いま何を考え、どう行動するか、が重要だと考えるからだ。(もちろん昔の偉大な方々の考え方は学ぶ価値があるが。。ちなみに僕はカントさんに憧れる。)
「いま世界の哲学者が考えていること」は現代において哲学がどのような問題を取り扱っているのか、をテーマにした本である。
読み終えての感想
まず、文体は哲学チックな雰囲気もあって僕にはとっつきにくかった。読みにくさを感じたのは僕が未熟だからか。。海外の哲学者の文章を引用する箇所が多々出てくるのだが、日本語訳したものってなんであんなにわかりにくいのだろう。
一方、この本が取り扱っているテーマそのものは面白かった。
- IT革命は人類に何をもたらすのか
- バイオテクノロジーは「人間」をどこに導くのか
- 再生医療によって永遠の命は手に入るのか
- 犯罪者となる可能性の高い人間はあらかじめ隔離すべきか
- 資本主義は21世紀でも通用するのか
- etc.
様々なテーマがある中で僕の中で気になった項目は、資本主義において格差は悪なのか、について。
格差は悪なのか
格差が悪と決めつけるなら、極端な話、社会主義や共産主義でいいではないか、という話になってしまう。
しかしそれは違う。
頑張った人は頑張ったなりに報われる仕組みが必要。じゃないと誰も頑張らなくなってしまう。
この本では、格差そのものは本質的な問題ではないとの論点をとる。皆が十分に生活できる最低限のお金を持つような仕組みが必要であり、問題の本質はは格差じゃなく貧困の救済なんじゃないか、と。
僕なりの考え方と立場:賛成な部分
“十分”の定義は?という問いはきっと永遠のテーマだが、基本的な考えはその通りかと思う。
貧困の撲滅、セーフティネットの充実。ここの詳細を詰めることに力を入れ、救われるべき人たちが救われる社会を。

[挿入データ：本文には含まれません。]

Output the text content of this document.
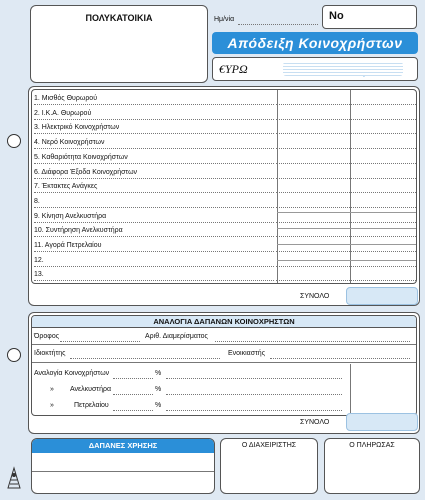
ΠΟΛΥΚΑΤΟΙΚΙΑ	Ημ/νία	Νο
Απόδειξη Κοινοχρήστων
€ΥΡΩ	.
1. Μισθός Θυρωρού
2. Ι.Κ.Α. Θυρωρού
3. Ηλεκτρικό Κοινοχρήστων
4. Νερό Κοινοχρήστων
5. Καθαριότητα Κοινοχρήστων
6. Διάφορα Έξοδα Κοινοχρήστων
7. Έκτακτες Ανάγκες
8.
9. Κίνηση Ανελκυστήρα
10. Συντήρηση Ανελκυστήρα
11. Αγορά Πετρελαίου
12.
13.
ΣΥΝΟΛΟ
ΑΝΑΛΟΓΙΑ ΔΑΠΑΝΩΝ ΚΟΙΝΟΧΡΗΣΤΩΝ
Όροφος	Αριθ. Διαμερίσματος
Ιδιοκτήτης	Ενοικιαστής
Αναλογία Κοινοχρήστων	%
» Ανελκυστήρα	%
»	Πετρελαίου	%
ΣΥΝΟΛΟ
ΔΑΠΑΝΕΣ ΧΡΗΣΗΣ	Ο ΔΙΑΧΕΙΡΙΣΤΗΣ	Ο ΠΛΗΡΩΣΑΣ
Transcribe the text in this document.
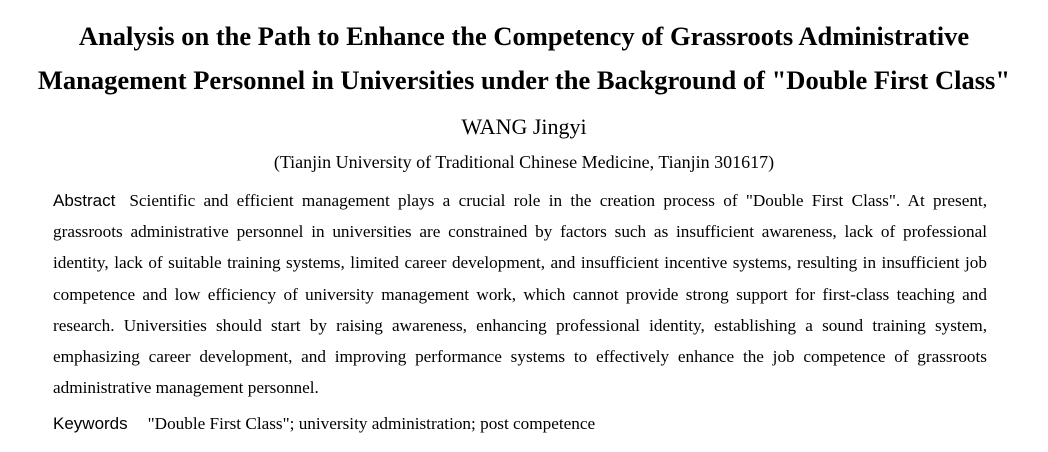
Analysis on the Path to Enhance the Competency of Grassroots Administrative
Management Personnel in Universities under the Background of "Double First Class"
WANG Jingyi
(Tianjin University of Traditional Chinese Medicine, Tianjin 301617)

Abstract Scientific and efficient management plays a crucial role in the creation process of "Double First Class". At present, grassroots administrative personnel in universities are constrained by factors such as insufficient awareness, lack of professional identity, lack of suitable training systems, limited career development, and insufficient incentive systems, resulting in insufficient job competence and low efficiency of university management work, which cannot provide strong support for first-class teaching and research. Universities should start by raising awareness, enhancing professional identity, establishing a sound training system, emphasizing career development, and improving performance systems to effectively enhance the job competence of grassroots administrative management personnel.

Keywords "Double First Class"; university administration; post competence
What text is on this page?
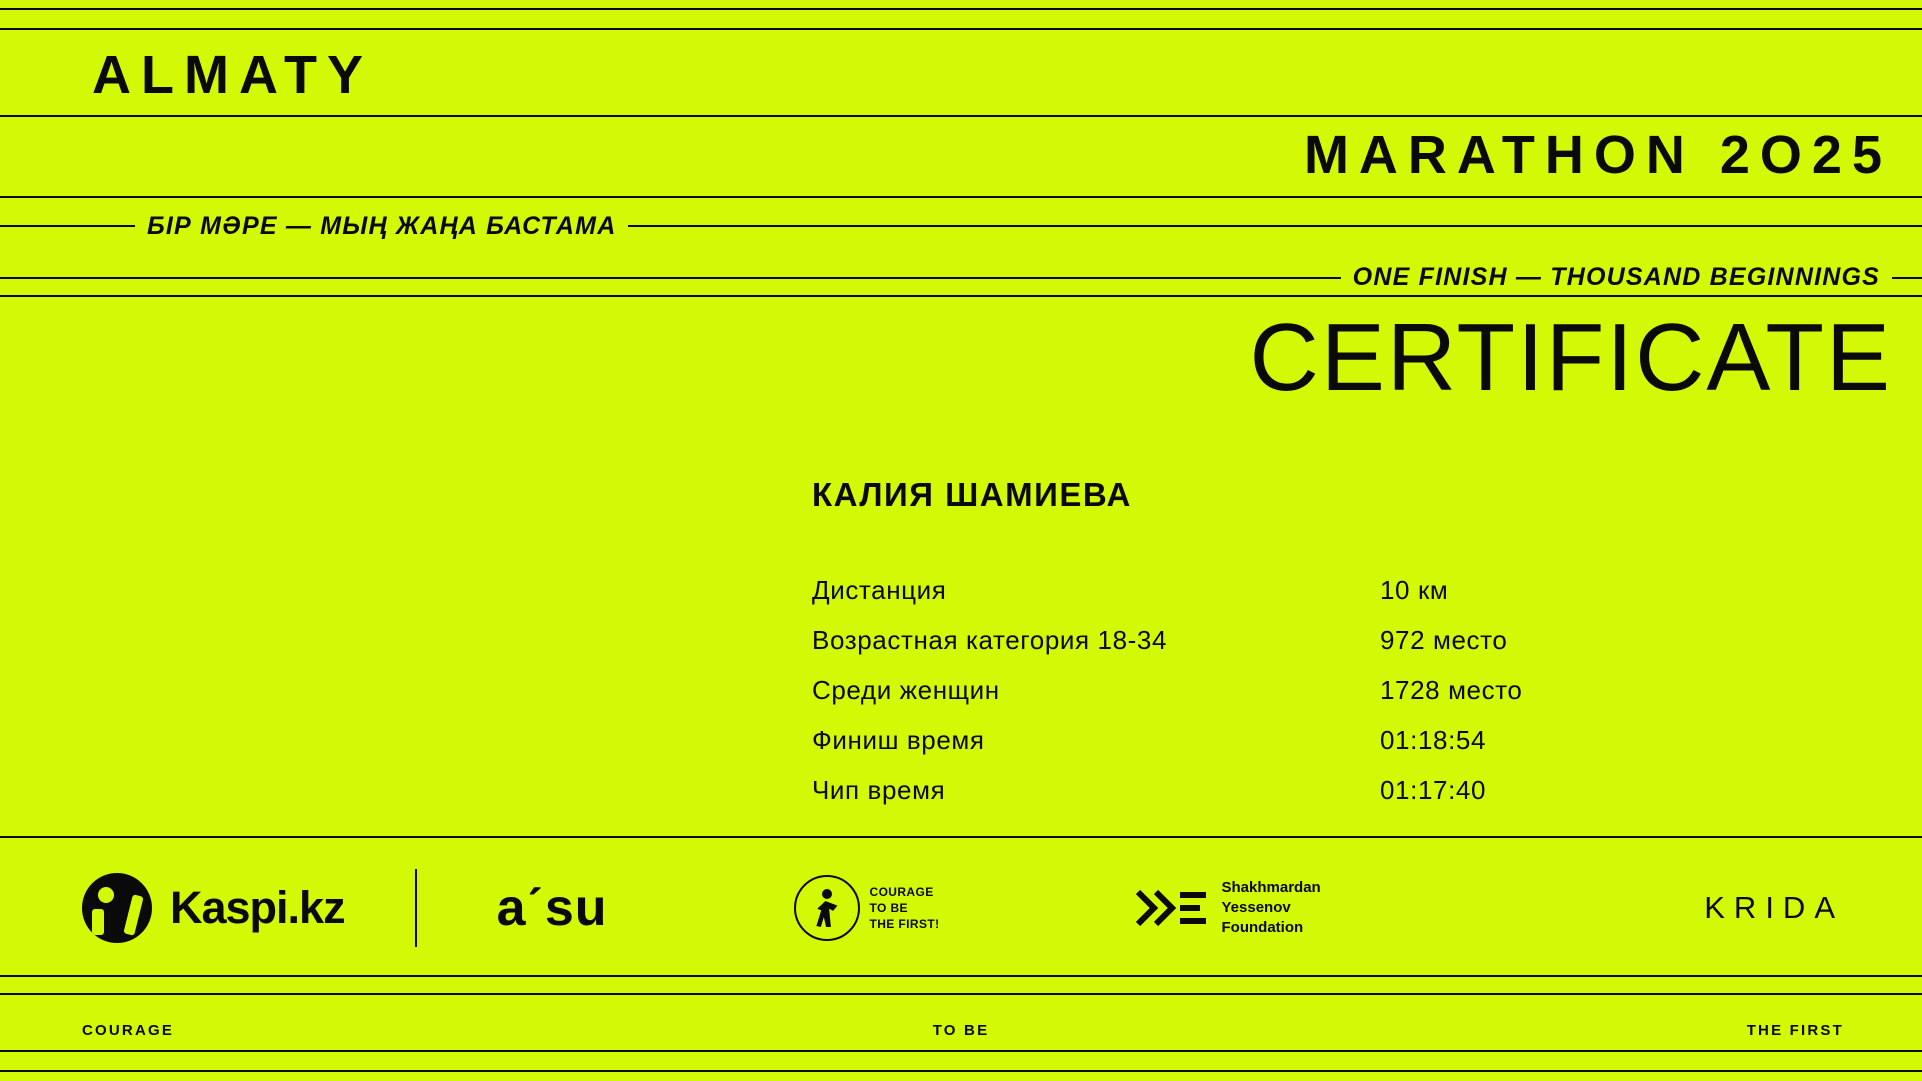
ALMATY
MARATHON 2O25
БІР МӘРЕ — МЫҢ ЖАҢА БАСТАМА
ONE FINISH — THOUSAND BEGINNINGS
CERTIFICATE
КАЛИЯ ШАМИЕВА
Дистанция	10 км
Возрастная категория 18-34	972 место
Среди женщин	1728 место
Финиш время	01:18:54
Чип время	01:17:40
Kaspi.kz	aˊsu	COURAGE
TO BE
THE FIRST!
Shakhmardan
Yessenov
Foundation
KRIDA
COURAGE	TO BE	THE FIRST
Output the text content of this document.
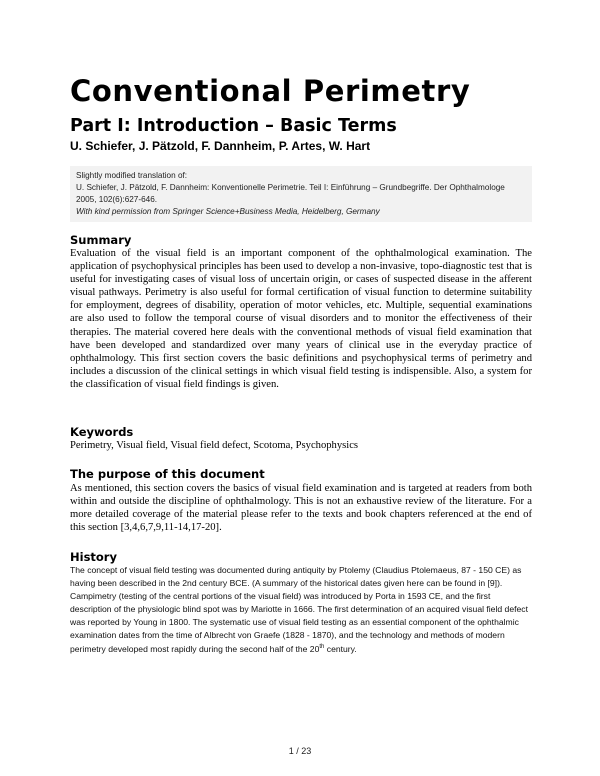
Conventional Perimetry
Part I: Introduction – Basic Terms

U. Schiefer, J. Pätzold, F. Dannheim, P. Artes, W. Hart

Slightly modified translation of:

U. Schiefer, J. Pätzold, F. Dannheim: Konventionelle Perimetrie. Teil I: Einführung – Grundbegriffe. Der Ophthalmologe 2005, 102(6):627-646.

With kind permission from Springer Science+Business Media, Heidelberg, Germany

Summary

Evaluation of the visual field is an important component of the ophthalmological examination. The application of psychophysical principles has been used to develop a non-invasive, topo-diagnostic test that is useful for investigating cases of visual loss of uncertain origin, or cases of suspected disease in the afferent visual pathways. Perimetry is also useful for formal certification of visual function to determine suitability for employment, degrees of disability, operation of motor vehicles, etc. Multiple, sequential examinations are also used to follow the temporal course of visual disorders and to monitor the effectiveness of their therapies. The material covered here deals with the conventional methods of visual field examination that have been developed and standardized over many years of clinical use in the everyday practice of ophthalmology. This first section covers the basic definitions and psychophysical terms of perimetry and includes a discussion of the clinical settings in which visual field testing is indispensible. Also, a system for the classification of visual field findings is given.

Keywords

Perimetry, Visual field, Visual field defect, Scotoma, Psychophysics

The purpose of this document

As mentioned, this section covers the basics of visual field examination and is targeted at readers from both within and outside the discipline of ophthalmology. This is not an exhaustive review of the literature. For a more detailed coverage of the material please refer to the texts and book chapters referenced at the end of this section [3,4,6,7,9,11-14,17-20].

History

The concept of visual field testing was documented during antiquity by Ptolemy (Claudius Ptolemaeus, 87 - 150 CE) as having been described in the 2nd century BCE. (A summary of the historical dates given here can be found in [9]). Campimetry (testing of the central portions of the visual field) was introduced by Porta in 1593 CE, and the first description of the physiologic blind spot was by Mariotte in 1666. The first determination of an acquired visual field defect was reported by Young in 1800. The systematic use of visual field testing as an essential component of the ophthalmic examination dates from the time of Albrecht von Graefe (1828 - 1870), and the technology and methods of modern perimetry developed most rapidly during the second half of the 20th century.

1 / 23
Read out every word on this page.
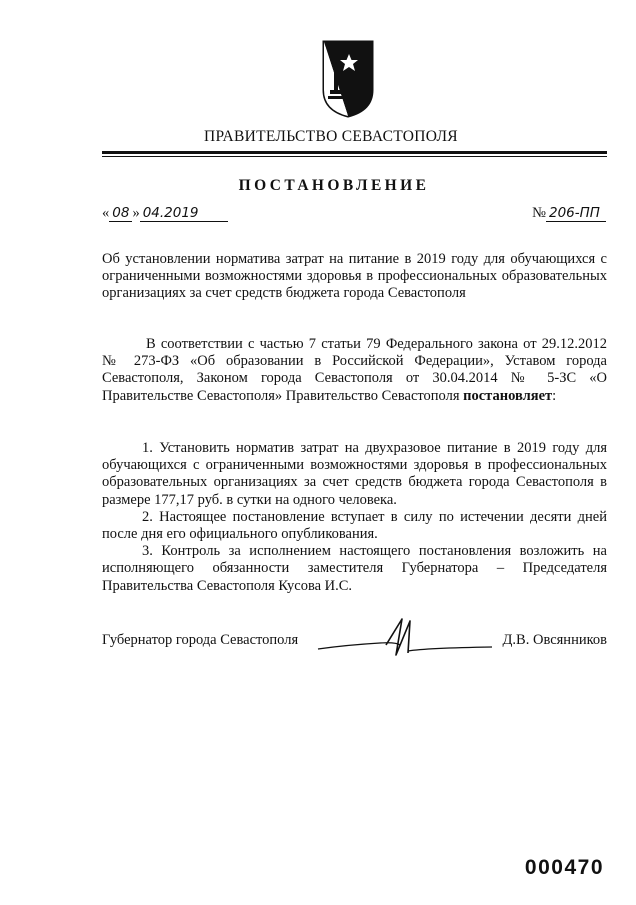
ПРАВИТЕЛЬСТВО СЕВАСТОПОЛЯ
ПОСТАНОВЛЕНИЕ
« 08 » 04.2019	№ 206-ПП
Об установлении норматива затрат на питание в 2019 году для обучающихся с ограниченными возможностями здоровья в профессиональных образовательных организациях за счет средств бюджета города Севастополя
В соответствии с частью 7 статьи 79 Федерального закона от 29.12.2012 № 273-ФЗ «Об образовании в Российской Федерации», Уставом города Севастополя, Законом города Севастополя от 30.04.2014 № 5-ЗС «О Правительстве Севастополя» Правительство Севастополя постановляет:

1. Установить норматив затрат на двухразовое питание в 2019 году для обучающихся с ограниченными возможностями здоровья в профессиональных образовательных организациях за счет средств бюджета города Севастополя в размере 177,17 руб. в сутки на одного человека.

2. Настоящее постановление вступает в силу по истечении десяти дней после дня его официального опубликования.

3. Контроль за исполнением настоящего постановления возложить на исполняющего обязанности заместителя Губернатора – Председателя Правительства Севастополя Кусова И.С.

Губернатор города Севастополя	Д.В. Овсянников
000470
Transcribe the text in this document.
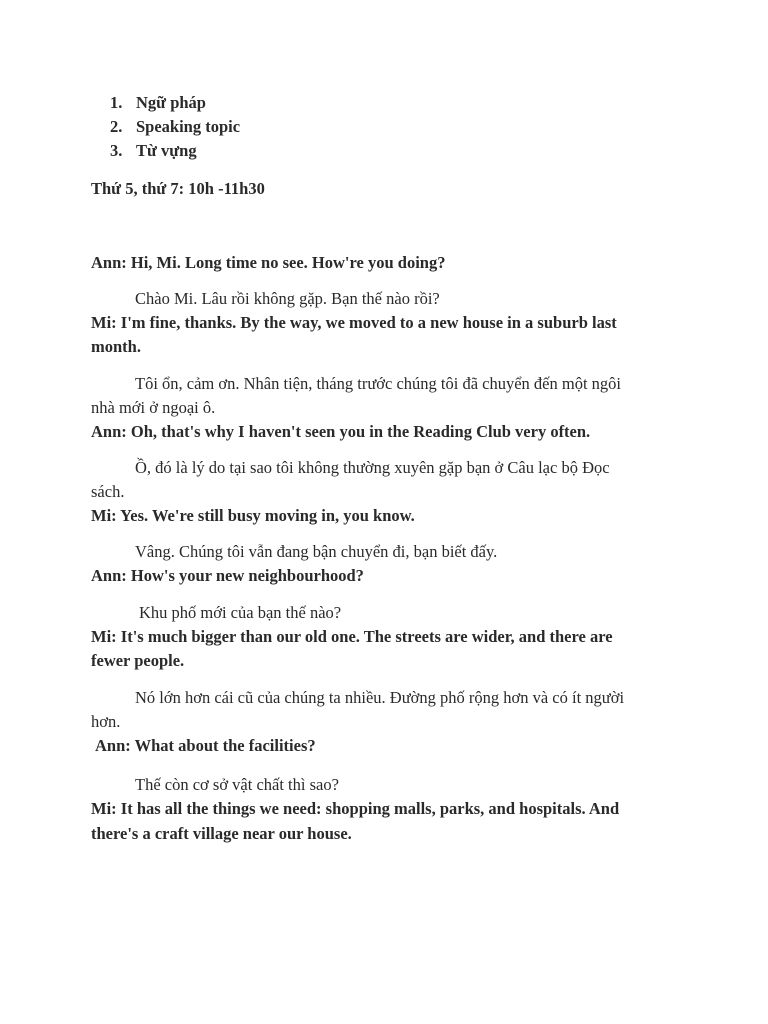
1. Ngữ pháp
2. Speaking topic
3. Từ vựng
Thứ 5, thứ 7: 10h -11h30
Ann: Hi, Mi. Long time no see. How're you doing?
Chào Mi. Lâu rồi không gặp. Bạn thế nào rồi?
Mi: I'm fine, thanks. By the way, we moved to a new house in a suburb last
month.
Tôi ổn, cảm ơn. Nhân tiện, tháng trước chúng tôi đã chuyển đến một ngôi
nhà mới ở ngoại ô.
Ann: Oh, that's why I haven't seen you in the Reading Club very often.
Ồ, đó là lý do tại sao tôi không thường xuyên gặp bạn ở Câu lạc bộ Đọc
sách.
Mi: Yes. We're still busy moving in, you know.
Vâng. Chúng tôi vẫn đang bận chuyển đi, bạn biết đấy.
Ann: How's your new neighbourhood?
Khu phố mới của bạn thế nào?
Mi: It's much bigger than our old one. The streets are wider, and there are
fewer people.
Nó lớn hơn cái cũ của chúng ta nhiều. Đường phố rộng hơn và có ít người
hơn.
Ann: What about the facilities?
Thế còn cơ sở vật chất thì sao?
Mi: It has all the things we need: shopping malls, parks, and hospitals. And
there's a craft village near our house.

一方、才能と時代に恵まれ、努力しチャンスを掴んだ人は適切に報酬が適切に与えられるべき。その代わりある程度の税金を納めていただき、みんなが十分に暮らせる社会を作る。
これが本来あるべき姿では?と思う。
この観点に立つと、お金持ちが節税で税金の安い国に資産を移すのは倫理的にNGとなる。例えそれが合法であったとしても。
マイケルジョーダンはものすごい稼ぎがあったかと思うけど、カゴにボールを入れたらすごい、というルールがない時代だったらきっとここまで稼ぐことはできなかっただろう。
人それぞれ強み弱みを持っている。強みを発揮できる場所を見つけることができれば輝ける。チャンスを掴んだ人はその人の努力の部分もあるが、環境に依存する要因もあって運の要素もゼロではない。
沢山の報酬を得るにあたっては、多少運の部分もあるのだから、ある程度は税金として収めて必要な方々に還元しましょうよ、という考えが 僕は気に入っている。
反対な部分
格差という言葉は意味が広い。適切な差をつけるならいいが、筋の良くない差は解消しないといけない。
例えば、日本では同じ仕事をしても正社員と派遣社員で給料が異なることがあり、問題視されている。
既得権を持っている人たちは反対するだろうが、このような格差は是正し平等にすべきと思う。
さいごに
長々と書いたけど、
どのような状況においても最低限の生活は守られ、次のチャンスを伺いながら頑張れる、そして結果を出せば報われる社会
ここを目指したらいいんじゃないかな。と思う。理想と現実は違うのが常。きっとしがらみが沢山あって上手くいっていないのだろう。だけど目指さなければ一生たどりつけない。
ところで、そんなことを主張している政党ってどこだっけ。